BioBlobs: Differentiable Graph Partitioning for Protein Representation Learning
This work addresses the need for better protein function prediction by enabling more accurate and interpretable representations, though it is incremental as it builds on existing encoders.
The paper tackled the problem of protein representation learning by introducing BioBlobs, a differentiable module that dynamically partitions proteins into flexible substructures, leading to improved performance of protein encoders like GVP-GNN across various tasks.

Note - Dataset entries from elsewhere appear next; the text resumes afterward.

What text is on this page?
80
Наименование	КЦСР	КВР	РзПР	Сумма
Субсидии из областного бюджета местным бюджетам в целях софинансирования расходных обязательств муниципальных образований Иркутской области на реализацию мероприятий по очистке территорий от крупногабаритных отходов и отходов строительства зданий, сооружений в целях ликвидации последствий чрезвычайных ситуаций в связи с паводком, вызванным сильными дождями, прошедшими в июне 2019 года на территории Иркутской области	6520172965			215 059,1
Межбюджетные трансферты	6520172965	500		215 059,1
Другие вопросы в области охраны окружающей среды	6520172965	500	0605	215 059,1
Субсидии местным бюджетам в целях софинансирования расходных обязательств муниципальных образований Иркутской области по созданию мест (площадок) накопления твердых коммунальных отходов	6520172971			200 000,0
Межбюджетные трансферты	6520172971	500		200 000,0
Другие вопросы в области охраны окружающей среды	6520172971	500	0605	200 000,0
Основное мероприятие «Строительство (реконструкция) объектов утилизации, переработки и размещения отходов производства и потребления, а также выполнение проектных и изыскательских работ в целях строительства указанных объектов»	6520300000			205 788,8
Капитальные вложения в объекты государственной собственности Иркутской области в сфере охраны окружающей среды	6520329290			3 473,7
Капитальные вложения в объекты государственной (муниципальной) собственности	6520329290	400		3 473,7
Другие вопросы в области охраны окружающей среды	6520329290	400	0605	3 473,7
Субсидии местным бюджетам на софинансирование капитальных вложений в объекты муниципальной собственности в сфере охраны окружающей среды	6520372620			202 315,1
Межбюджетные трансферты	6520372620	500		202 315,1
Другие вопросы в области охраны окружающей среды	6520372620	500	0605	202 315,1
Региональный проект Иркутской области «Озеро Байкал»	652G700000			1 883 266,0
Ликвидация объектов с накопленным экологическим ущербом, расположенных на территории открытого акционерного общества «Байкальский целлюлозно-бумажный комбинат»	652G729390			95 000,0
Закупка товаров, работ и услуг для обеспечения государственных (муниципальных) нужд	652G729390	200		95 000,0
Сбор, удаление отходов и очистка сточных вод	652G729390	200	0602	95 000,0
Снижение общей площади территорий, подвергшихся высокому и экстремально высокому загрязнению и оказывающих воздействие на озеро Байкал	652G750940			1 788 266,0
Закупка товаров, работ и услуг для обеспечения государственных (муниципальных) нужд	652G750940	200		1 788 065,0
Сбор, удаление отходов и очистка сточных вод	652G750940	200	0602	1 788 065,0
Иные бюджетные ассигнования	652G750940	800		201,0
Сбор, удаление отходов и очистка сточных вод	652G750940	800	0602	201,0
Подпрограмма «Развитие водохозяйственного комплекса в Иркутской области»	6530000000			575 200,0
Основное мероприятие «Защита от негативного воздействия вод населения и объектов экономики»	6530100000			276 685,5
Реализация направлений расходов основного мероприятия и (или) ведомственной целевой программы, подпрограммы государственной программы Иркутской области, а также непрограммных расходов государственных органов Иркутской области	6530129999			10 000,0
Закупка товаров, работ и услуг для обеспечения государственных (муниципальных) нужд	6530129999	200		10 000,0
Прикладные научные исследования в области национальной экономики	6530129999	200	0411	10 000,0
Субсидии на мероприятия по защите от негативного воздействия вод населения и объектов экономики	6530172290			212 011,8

Protein function is driven by coherent substructures which vary in size and topology, yet current protein representation learning models (PRL) distort these signals by relying on rigid substructures such as k-hop and fixed radius neighbourhoods. We introduce BioBlobs, a plug-and-play, fully differentiable module that represents proteins by dynamically partitioning structures into flexibly-sized, non-overlapping substructures ("blobs"). The resulting blobs are quantized into a shared and interpretable codebook, yielding a discrete vocabulary of function-relevant protein substructures used to compute protein embeddings. We show that BioBlobs representations improve the performance of widely used protein encoders such as GVP-GNN across various PRL tasks. Our approach highlights the value of architectures that directly capture function-relevant protein substructures, enabling both improved predictive performance and mechanistic insight into protein function.